Dans son 21e rapport annuel publié début mai, l’ONG RSF (Reporters sans frontières) s’inquiète de ce que l’IA soit utilisée pour le compte de gouvernements ou d’entreprises, par des sociétés privées qui participeraient à « des productions manipulatoires à grande échelle ». En février par exemple, l’enquête du collectif de journalistes d’investigation Forbidden Stories a révélé les activités de la société israélienne Team Jorge, spécialisée dans la désinformation. RSF estime que ces « capacités de manipulation inédites sont utilisées pour fragiliser celles et ceux qui incarnent le journalisme de qualité, en même temps qu’elles affaiblissent le journalisme lui-même ». L’information fiable se retrouve noyée sous « un déluge de désinformation », et la différence entre le réel et l’artificiel, le vrai et le faux est difficile à percevoir.

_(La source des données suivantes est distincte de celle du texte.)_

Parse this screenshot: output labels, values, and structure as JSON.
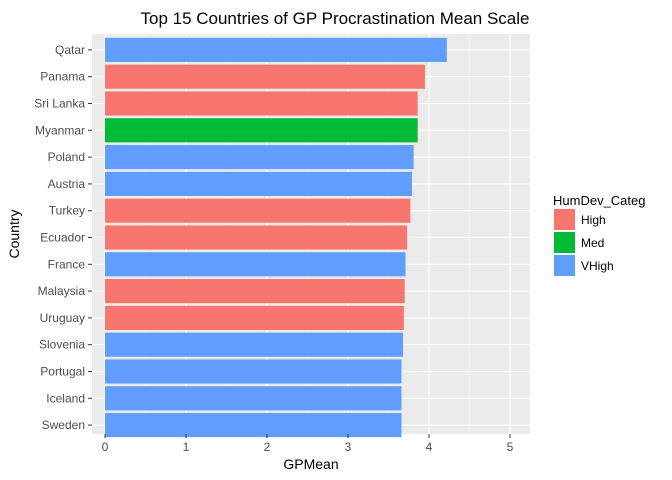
{
  "chart_data": {
    "type": "bar",
    "orientation": "horizontal",
    "title": "Top 15 Countries of GP Procrastination Mean Scale",
    "xlabel": "GPMean",
    "ylabel": "Country",
    "xlim": [
      0,
      5
    ],
    "xticks": [
      0,
      1,
      2,
      3,
      4,
      5
    ],
    "grid": true,
    "legend_position": "right",
    "legend": {
      "title": "HumDev_Categ",
      "entries": [
        {
          "name": "High",
          "color": "#F8766D"
        },
        {
          "name": "Med",
          "color": "#00BA38"
        },
        {
          "name": "VHigh",
          "color": "#619CFF"
        }
      ]
    },
    "categories": [
      "Qatar",
      "Panama",
      "Sri Lanka",
      "Myanmar",
      "Poland",
      "Austria",
      "Turkey",
      "Ecuador",
      "France",
      "Malaysia",
      "Uruguay",
      "Slovenia",
      "Portugal",
      "Iceland",
      "Sweden"
    ],
    "values": [
      4.22,
      3.95,
      3.86,
      3.86,
      3.81,
      3.79,
      3.77,
      3.73,
      3.71,
      3.7,
      3.69,
      3.68,
      3.66,
      3.66,
      3.66
    ],
    "groups": [
      "VHigh",
      "High",
      "High",
      "Med",
      "VHigh",
      "VHigh",
      "High",
      "High",
      "VHigh",
      "High",
      "High",
      "VHigh",
      "VHigh",
      "VHigh",
      "VHigh"
    ]
  }
}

Aujourd’hui, quelques-uns des plus éminents spécialistes de la question appellent l’humanité à prendre du recul, à l’image de Geoffrey Hinton, le « parrain » de l’IA. Ce chercheur britannique, qui fut l’un des pionniers de l’IA dans le monde, a annoncé début mai qu’il démissionnait de Google afin de pouvoir « parler librement des dangers de l’IA ». Celui qui fut colauréat du prix Turing, avec le français Yann LeCun, estime qu’avec l’IA, « l’information, l’éducation, la société et l’humanité tout entière sont en danger ». Dans une interview accordée à la chaîne britannique BBC, il s’inquiète de la vitesse de transmission des données au sein des « réseaux de neurones » de l’IA : « Les IA partagent tout instantanément. C’est comme si, dans un groupe de 10 000 personnes, dès qu’un individu apprenait quelque chose, les 10 000 autres l’apprenaient aussi, instantanément et automatiquement, détaille-t-il. La question, c’est de savoir quand ces technologies vont nous dépasser en termes de finesse de raisonnement. »

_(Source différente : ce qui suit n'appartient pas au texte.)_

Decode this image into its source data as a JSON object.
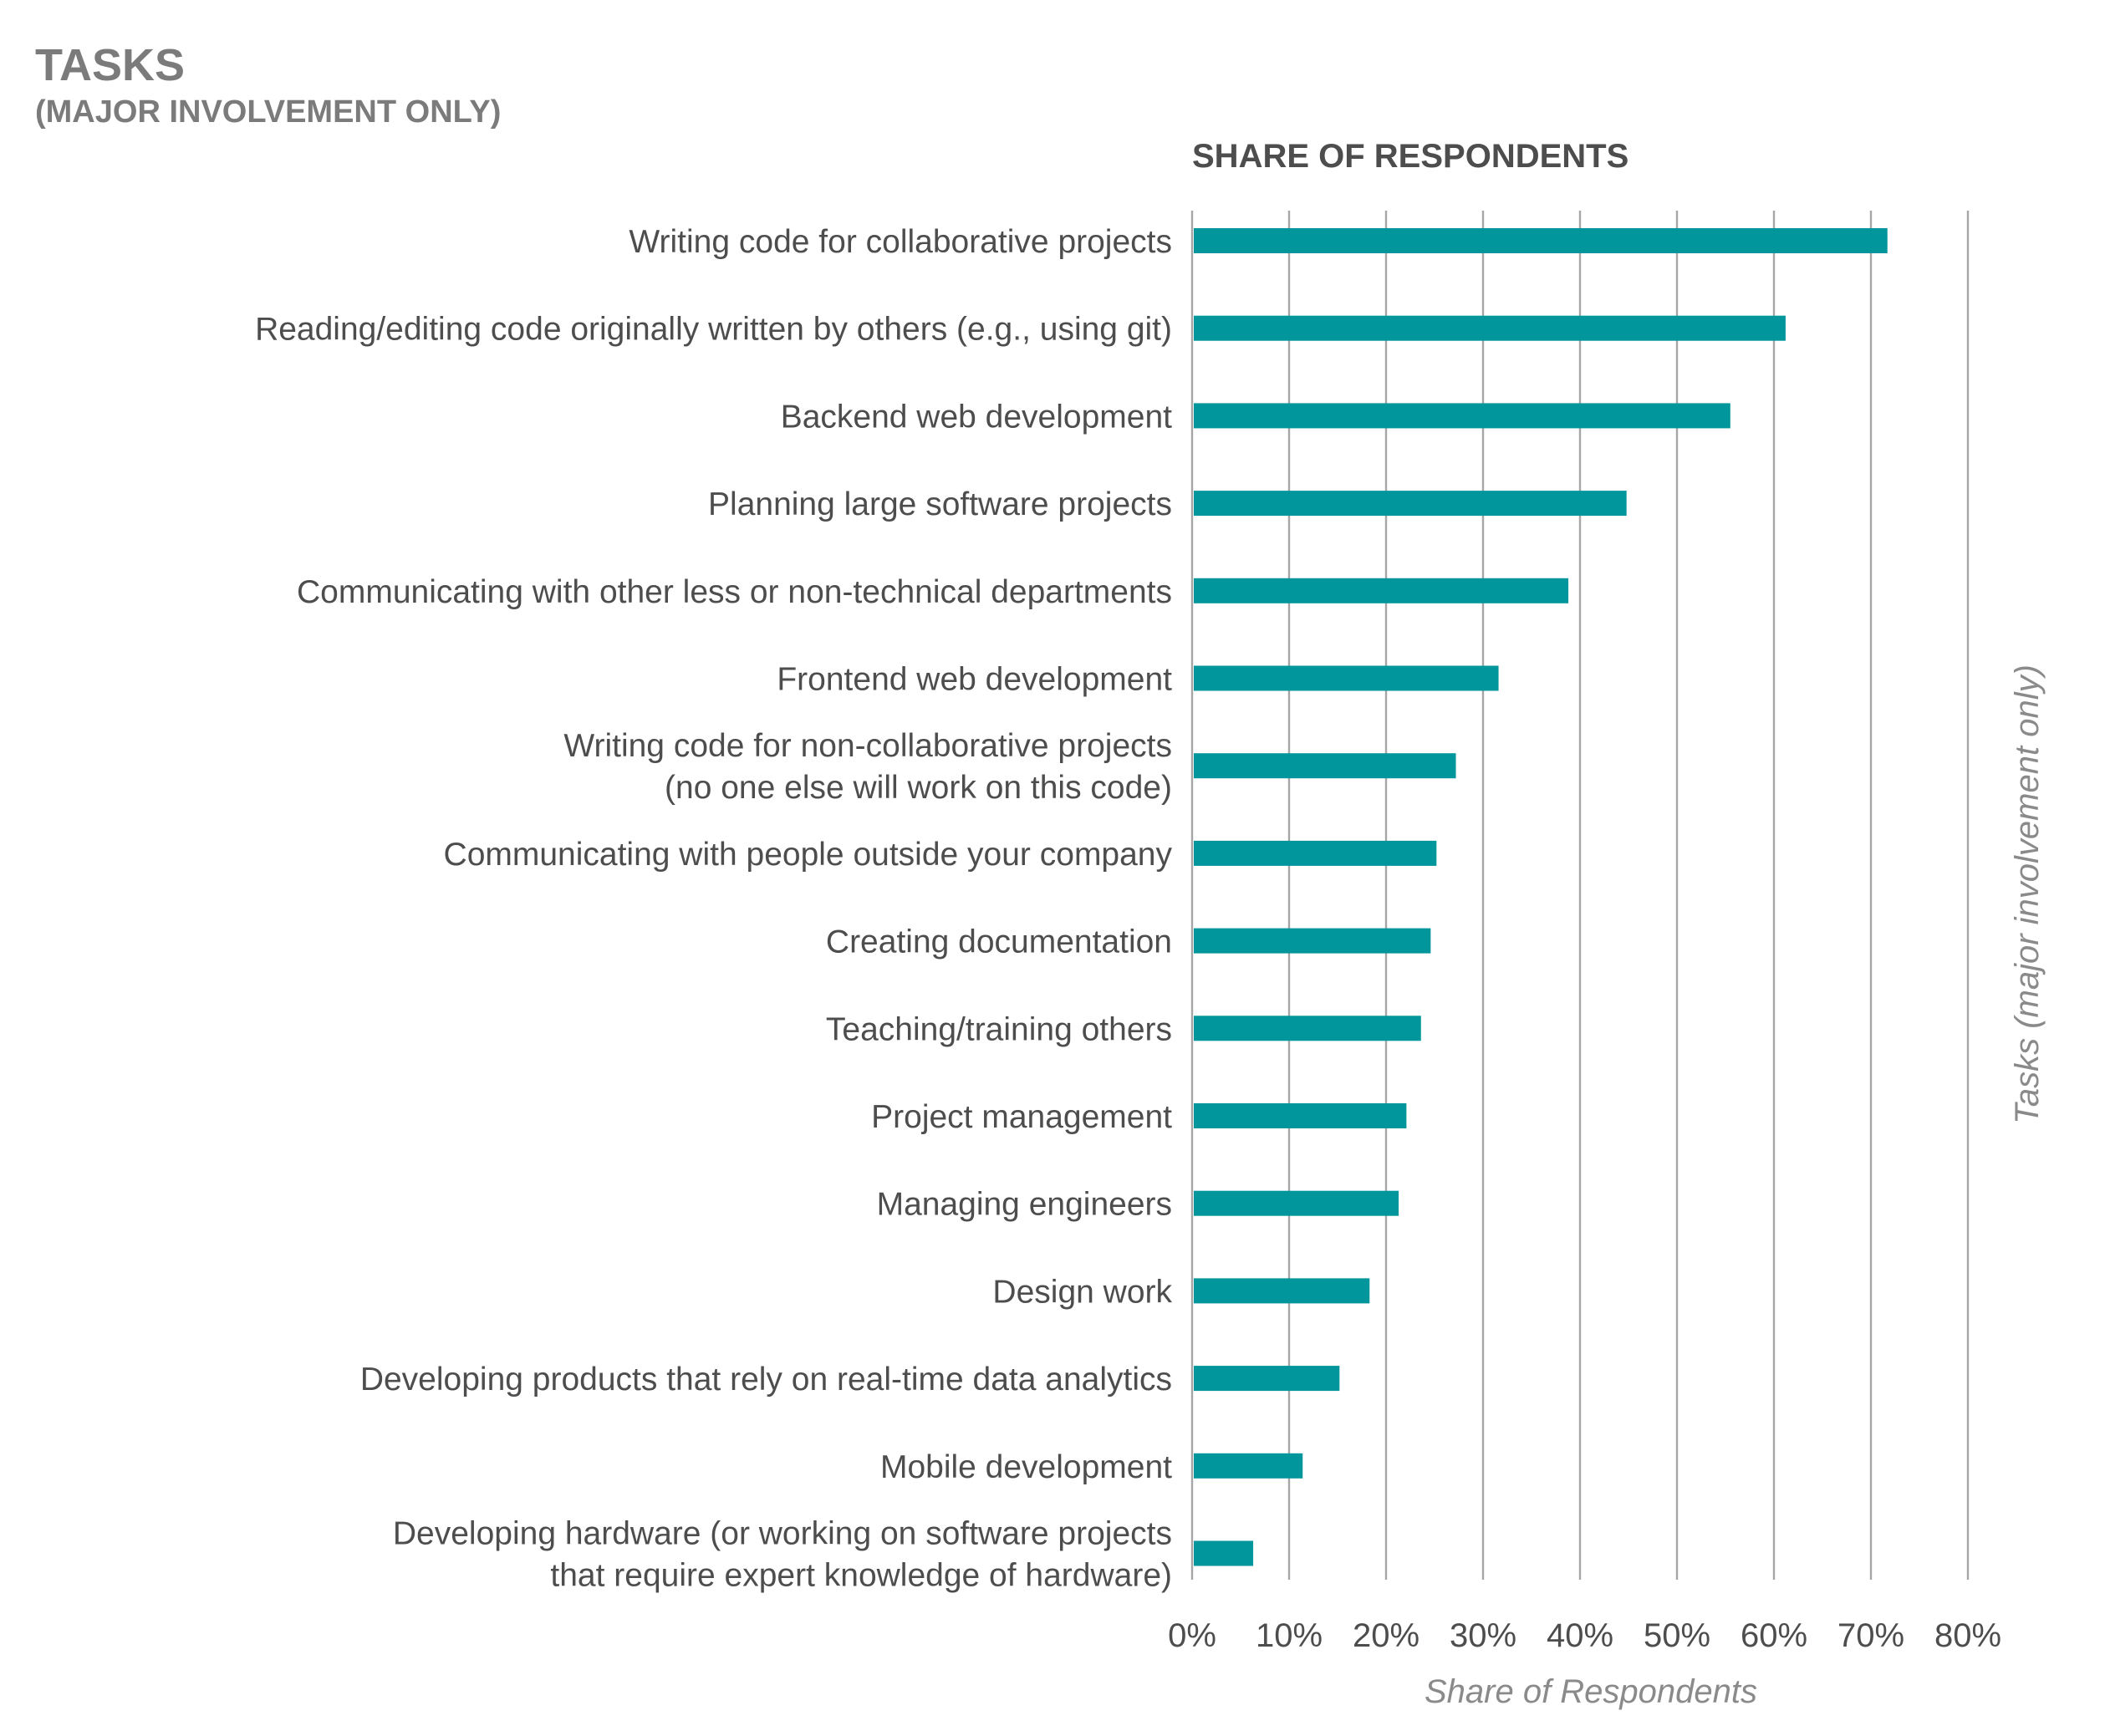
{
  "header": {
    "title": "TASKS",
    "subtitle": "(MAJOR INVOLVEMENT ONLY)",
    "column_heading": "SHARE OF RESPONDENTS"
  },
  "colors": {
    "bar": "#00969b",
    "grid": "#a6a6a6",
    "text": "#4d4d4d",
    "title": "#7b7b7b"
  },
  "chart_data": {
    "type": "bar",
    "orientation": "horizontal",
    "title": "TASKS",
    "subtitle": "(MAJOR INVOLVEMENT ONLY)",
    "xlabel": "Share of Respondents",
    "ylabel": "Tasks (major involvement only)",
    "xlim": [
      0,
      80
    ],
    "x_ticks": [
      "0%",
      "10%",
      "20%",
      "30%",
      "40%",
      "50%",
      "60%",
      "70%",
      "80%"
    ],
    "grid": "vertical",
    "legend": "none",
    "categories": [
      [
        "Writing code for collaborative projects"
      ],
      [
        "Reading/editing code originally written by others (e.g., using git)"
      ],
      [
        "Backend web development"
      ],
      [
        "Planning large software projects"
      ],
      [
        "Communicating with other less or non-technical departments"
      ],
      [
        "Frontend web development"
      ],
      [
        "Writing code for non-collaborative projects",
        "(no one else will work on this code)"
      ],
      [
        "Communicating with people outside your company"
      ],
      [
        "Creating documentation"
      ],
      [
        "Teaching/training others"
      ],
      [
        "Project management"
      ],
      [
        "Managing engineers"
      ],
      [
        "Design work"
      ],
      [
        "Developing products that rely on real-time data analytics"
      ],
      [
        "Mobile development"
      ],
      [
        "Developing hardware (or working on software projects",
        "that require expert knowledge of hardware)"
      ]
    ],
    "values": [
      71.7,
      61.2,
      55.5,
      44.8,
      38.8,
      31.6,
      27.2,
      25.2,
      24.6,
      23.6,
      22.1,
      21.3,
      18.3,
      15.2,
      11.4,
      6.3
    ]
  }
}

Geoffrey Hinton n’est pas le seul à s’émouvoir de la rapidité de mutation de l’IA. L’Association pour l’avancée de l’intelligence artificielle (dont fait partie Eric Horvitz, le directeur scientifique de Microsoft) a aussi mis en garde contre les dérives du secteur, et dans une lettre ouverte publiée le 22 mars, plus de 1 000 chercheurs et personnalités du monde de la tech (dont Elon Musk) appelaient « tous les laboratoires d’IA à suspendre immédiatement pendant au moins 6 mois la formation des systèmes d’IA plus puissants que GPT-4 ». Selon eux, ces logiciels induisent des risques incontrôlables. « Personne, pas même leurs créateurs, ne peut comprendre, prédire, ou contrôler » les logiciels d’IA. Ces derniers seront-ils un jour en mesure de surpasser les humains, de nous rendre obsolètes, voire de nous remplacer ? Cette idée, digne d’un film de science-fiction, est loin d’être saugrenue. Il suffit selon Geoffrey Hinton de jeter un regard sur l’évolution de l’IA ces cinq dernières années pour comprendre le risque civilisationnel encouru. Et cette inquiétude est d’autant plus grande qu’il est fort probable que des acteurs malveillants l’utilisent.
Qu’est-ce que ChatGPT ?
ChatGPT est un chatbot — c’est-à-dire un « agent conversationnel » — conçu par l’entreprise OpenAI, fondée en 2015 et peu connue du grand public, bien qu’elle ait été cofondée par Elon Musk. Elle est l’inventrice de GPT-3.5, une technologie de génération de langage naturel. ChatGPT (dont la nouvelle version est nommée ChatGPT-4) est capable de répondre à des questions complexes et de converser avec un interlocuteur humain. Il peut apprendre de ses erreurs, et rejeter des demandes inappropriées. Précédemment, OpenAI avait lancé Dall-E (aujourd’hui Dall-E 2), un générateur d’images via l’IA. Ce système figure parmi les trois leaders du secteur dans le monde, avec Stable Diffusion et Midjourney.